Purtroppo però, Roberto non è l’unica vittima dell’ingiustizia Italiana.
Qualche mese fa, cinque giovani ragazzi, in provincia di Benevento, furono arrestati e condannati a 6 anni e 3 mesi di reclusione… Se non fosse che dopo qualche mese dalla loro condanna, uno degli inquirenti scoprì un’altra verità. La “presunta vittima di stupro”, in realtà, si prostituiva. Sostanzialmente i rapporti c’erano stati. Anzi, erano stati concordati un’ora prima per telefono.
A Milano, invece, una studentessa canadese di 25 anni a Milano per il progetto universitario «Erasmus», denunciava alla Polizia di essere stata stuprata a bordo di un taxi.

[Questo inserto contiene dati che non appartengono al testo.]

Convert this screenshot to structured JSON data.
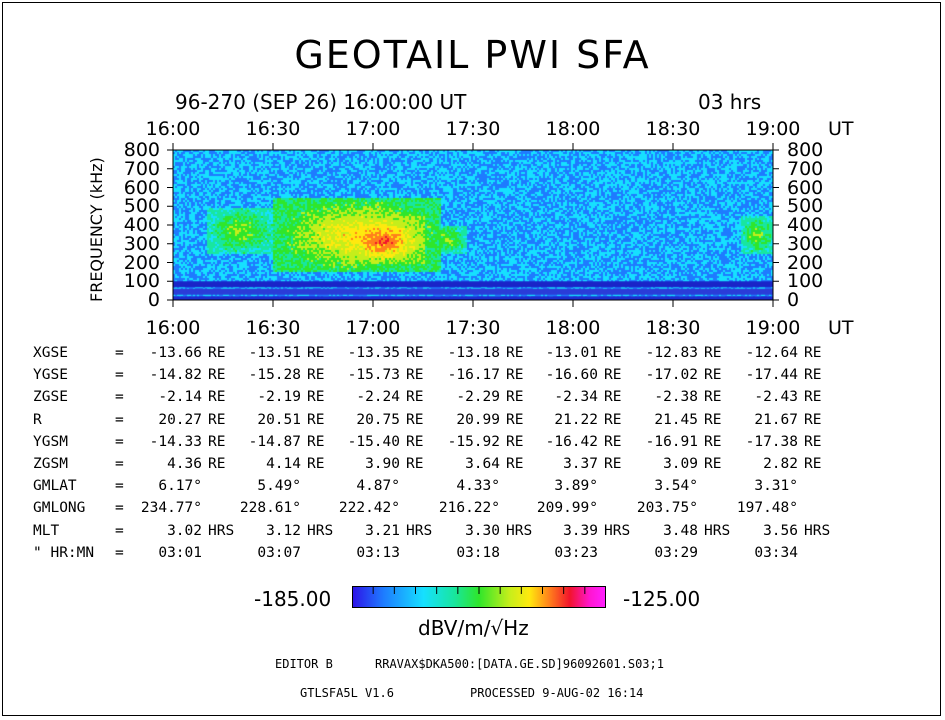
{
  "title": "GEOTAIL PWI SFA",
  "header": {
    "date_line": "96-270 (SEP 26) 16:00:00 UT",
    "duration": "03 hrs"
  },
  "colors": {
    "spectrogram_background": "#1a3dd6",
    "frame": "#000000"
  },
  "chart_data": {
    "type": "heatmap",
    "title": "GEOTAIL PWI SFA",
    "xlabel": "UT",
    "ylabel": "FREQUENCY (kHz)",
    "x_ticks": [
      "16:00",
      "16:30",
      "17:00",
      "17:30",
      "18:00",
      "18:30",
      "19:00"
    ],
    "x_unit": "UT",
    "y_ticks": [
      "800",
      "700",
      "600",
      "500",
      "400",
      "300",
      "200",
      "100",
      "0"
    ],
    "xlim": [
      "16:00",
      "19:00"
    ],
    "ylim": [
      0,
      800
    ],
    "colorbar": {
      "min": "-185.00",
      "max": "-125.00",
      "unit": "dBV/m/√Hz"
    },
    "colormap": [
      "#2d14e8",
      "#1e7bff",
      "#16e0ff",
      "#18e6a0",
      "#2fe62b",
      "#c5ee1b",
      "#ffe90e",
      "#ff7f1c",
      "#f2142c",
      "#ff16d0"
    ],
    "enhancements": [
      {
        "t0": "16:10",
        "t1": "16:30",
        "f0": 250,
        "f1": 500,
        "level": 0.45
      },
      {
        "t0": "16:30",
        "t1": "17:20",
        "f0": 150,
        "f1": 550,
        "level": 0.6
      },
      {
        "t0": "16:50",
        "t1": "17:15",
        "f0": 200,
        "f1": 450,
        "level": 0.75
      },
      {
        "t0": "17:15",
        "t1": "17:28",
        "f0": 250,
        "f1": 400,
        "level": 0.45
      },
      {
        "t0": "18:50",
        "t1": "19:00",
        "f0": 250,
        "f1": 450,
        "level": 0.45
      }
    ]
  },
  "ephemeris": {
    "rows": [
      {
        "label": "XGSE",
        "values": [
          "-13.66",
          "-13.51",
          "-13.35",
          "-13.18",
          "-13.01",
          "-12.83",
          "-12.64"
        ],
        "unit": "RE"
      },
      {
        "label": "YGSE",
        "values": [
          "-14.82",
          "-15.28",
          "-15.73",
          "-16.17",
          "-16.60",
          "-17.02",
          "-17.44"
        ],
        "unit": "RE"
      },
      {
        "label": "ZGSE",
        "values": [
          "-2.14",
          "-2.19",
          "-2.24",
          "-2.29",
          "-2.34",
          "-2.38",
          "-2.43"
        ],
        "unit": "RE"
      },
      {
        "label": "R",
        "values": [
          "20.27",
          "20.51",
          "20.75",
          "20.99",
          "21.22",
          "21.45",
          "21.67"
        ],
        "unit": "RE"
      },
      {
        "label": "YGSM",
        "values": [
          "-14.33",
          "-14.87",
          "-15.40",
          "-15.92",
          "-16.42",
          "-16.91",
          "-17.38"
        ],
        "unit": "RE"
      },
      {
        "label": "ZGSM",
        "values": [
          "4.36",
          "4.14",
          "3.90",
          "3.64",
          "3.37",
          "3.09",
          "2.82"
        ],
        "unit": "RE"
      },
      {
        "label": "GMLAT",
        "values": [
          "6.17°",
          "5.49°",
          "4.87°",
          "4.33°",
          "3.89°",
          "3.54°",
          "3.31°"
        ],
        "unit": ""
      },
      {
        "label": "GMLONG",
        "values": [
          "234.77°",
          "228.61°",
          "222.42°",
          "216.22°",
          "209.99°",
          "203.75°",
          "197.48°"
        ],
        "unit": ""
      },
      {
        "label": "MLT",
        "values": [
          "3.02",
          "3.12",
          "3.21",
          "3.30",
          "3.39",
          "3.48",
          "3.56"
        ],
        "unit": "HRS"
      },
      {
        "label": "\" HR:MN",
        "values": [
          "03:01",
          "03:07",
          "03:13",
          "03:18",
          "03:23",
          "03:29",
          "03:34"
        ],
        "unit": ""
      }
    ]
  },
  "footer": {
    "editor_label": "EDITOR B",
    "data_file": "RRAVAX$DKA500:[DATA.GE.SD]96092601.S03;1",
    "program": "GTLSFA5L V1.6",
    "processed": "PROCESSED 9-AUG-02 16:14"
  }
}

Dopo 2 anni e sei mesi di reclusione, l’autista, un ragazzo di 34 anni, fu assolto da ogni accusa.
La realtà fu ben diversa, la ragazza aveva avuto un rapporto consenziente con il tassista al punto che, prima di salutarsi, il ragazzo le aveva lasciato il suo personale biglietto da visita e la ragazza con la promessa di rivedersi.
Ecco, questi sono solo alcuni dei “centinaia di migliaia” di errori giudiziari. Storie di ordinaria ingiustizia che coinvolgono “presunti colpevoli” dapprima sbattuti in carcere e successivamente rimessi in libertà perché riconosciuti innocenti.
Presunti colpevoli privati della loro libertà e condannati sulla base di soli indizi, confermando così le tante falle che coinvolgono inquirenti – spesso incompetenti – i quali svolgono indagini troppo frettolose.
Difatti, la fretta nelle indagini, l’eccessiva fiducia accordata ai testimoni non sempre attendibili, la troppa importanza data alle presunzioni di colpevolezza e agli indizi sono tra i fattori che predispongono all’errore, ai quali va ad aggiungersi la pressione esercitata dalle solite “trasmissioni televisive pomeridiane” che desiderano ad ogni costo puntare il dito su un presunto colpevole e non IL colpevole.